Back in my room, at the end of the livestream and after the screen fades to black on a ruby-lit, triumphant McLeod Bethune, there’s a montage of contemporary women speaking the names of suffragists into cell phone cameras. Each new video adds to the visual and aural collage. By the time the sound reaches a crescendo, the images span the screen in a virtual quilt. I am overwhelmed by the unprecedented platform that this pivot to virtual theatre provided for Finish the Fight’s seldom-told suffrage history. By rehearsing and shooting remotely, adapting the play through a necessarily experimental process, Finish the Fight harnessed an opportunity to use a theatre piece meant to interrupt popular narratives of the suffrage movement to interrogate and adapt the processes by which we make theatre itself.

No, the fight is not finished. Neither is the pandemic. Still, art like this is free and on YouTube; one college professor even commented on the livestream to say that she would add the piece to her syllabus. My personal dream for the theatre industry—whenever it fully reawakens—is that we don’t lose this kind of access. Of course screens don’t replace live theatre. We know that now for certain. That said, if dynamic connection, long-needed representation, and electric storytelling in virtual theatre can reach across wider distances and income brackets, why stop making it available?

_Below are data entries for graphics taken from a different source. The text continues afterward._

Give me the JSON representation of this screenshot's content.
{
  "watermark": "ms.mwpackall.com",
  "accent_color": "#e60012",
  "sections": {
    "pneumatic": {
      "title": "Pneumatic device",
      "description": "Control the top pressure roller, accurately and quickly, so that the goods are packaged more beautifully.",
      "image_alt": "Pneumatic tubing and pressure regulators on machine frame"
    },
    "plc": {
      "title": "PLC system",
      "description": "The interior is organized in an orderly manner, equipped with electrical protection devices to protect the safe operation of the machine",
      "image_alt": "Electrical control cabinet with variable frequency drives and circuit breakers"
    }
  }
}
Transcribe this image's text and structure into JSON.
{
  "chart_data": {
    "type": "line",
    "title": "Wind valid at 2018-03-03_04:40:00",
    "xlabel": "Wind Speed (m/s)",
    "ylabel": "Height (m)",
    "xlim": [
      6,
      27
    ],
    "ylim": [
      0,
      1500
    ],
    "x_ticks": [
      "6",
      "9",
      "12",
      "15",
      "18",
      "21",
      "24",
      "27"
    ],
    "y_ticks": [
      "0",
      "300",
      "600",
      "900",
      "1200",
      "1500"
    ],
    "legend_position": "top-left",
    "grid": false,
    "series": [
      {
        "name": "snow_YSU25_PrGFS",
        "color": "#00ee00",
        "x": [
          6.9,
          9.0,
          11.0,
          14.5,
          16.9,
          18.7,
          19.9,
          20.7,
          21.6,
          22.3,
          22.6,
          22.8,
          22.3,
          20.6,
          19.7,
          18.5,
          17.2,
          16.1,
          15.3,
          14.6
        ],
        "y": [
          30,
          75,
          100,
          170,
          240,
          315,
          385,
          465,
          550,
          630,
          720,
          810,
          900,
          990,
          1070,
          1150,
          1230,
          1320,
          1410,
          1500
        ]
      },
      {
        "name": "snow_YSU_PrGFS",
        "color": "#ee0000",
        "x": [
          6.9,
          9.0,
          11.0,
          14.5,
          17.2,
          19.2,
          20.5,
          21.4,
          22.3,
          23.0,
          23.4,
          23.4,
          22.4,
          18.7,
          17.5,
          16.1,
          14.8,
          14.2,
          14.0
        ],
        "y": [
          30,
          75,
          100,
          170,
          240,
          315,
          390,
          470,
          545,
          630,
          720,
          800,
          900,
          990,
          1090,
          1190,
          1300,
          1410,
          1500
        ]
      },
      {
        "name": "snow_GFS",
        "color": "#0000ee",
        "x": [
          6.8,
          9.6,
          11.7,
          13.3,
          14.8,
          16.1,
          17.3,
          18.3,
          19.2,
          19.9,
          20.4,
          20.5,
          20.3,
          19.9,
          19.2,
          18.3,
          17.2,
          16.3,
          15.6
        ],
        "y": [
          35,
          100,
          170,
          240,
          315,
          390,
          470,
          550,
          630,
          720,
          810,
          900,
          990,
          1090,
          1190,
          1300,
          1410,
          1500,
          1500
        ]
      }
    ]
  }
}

Ultimately, as a piece of virtual theatre, Finish the Fight exists both as a work of art and the result of an experiment in translating an art form’s humanity from live to digital. It attained success through a combination of resources, questions, and collaborative, dynamic acts of adaptation. Although specific circumstances of future virtual productions will vary wildly, theatremakers should look to this piece—not as a prescriptive guidebook, because one cannot and should not exist, but as proof that there’s an abundance of life to be mined in the in-between landscape of virtual theatre.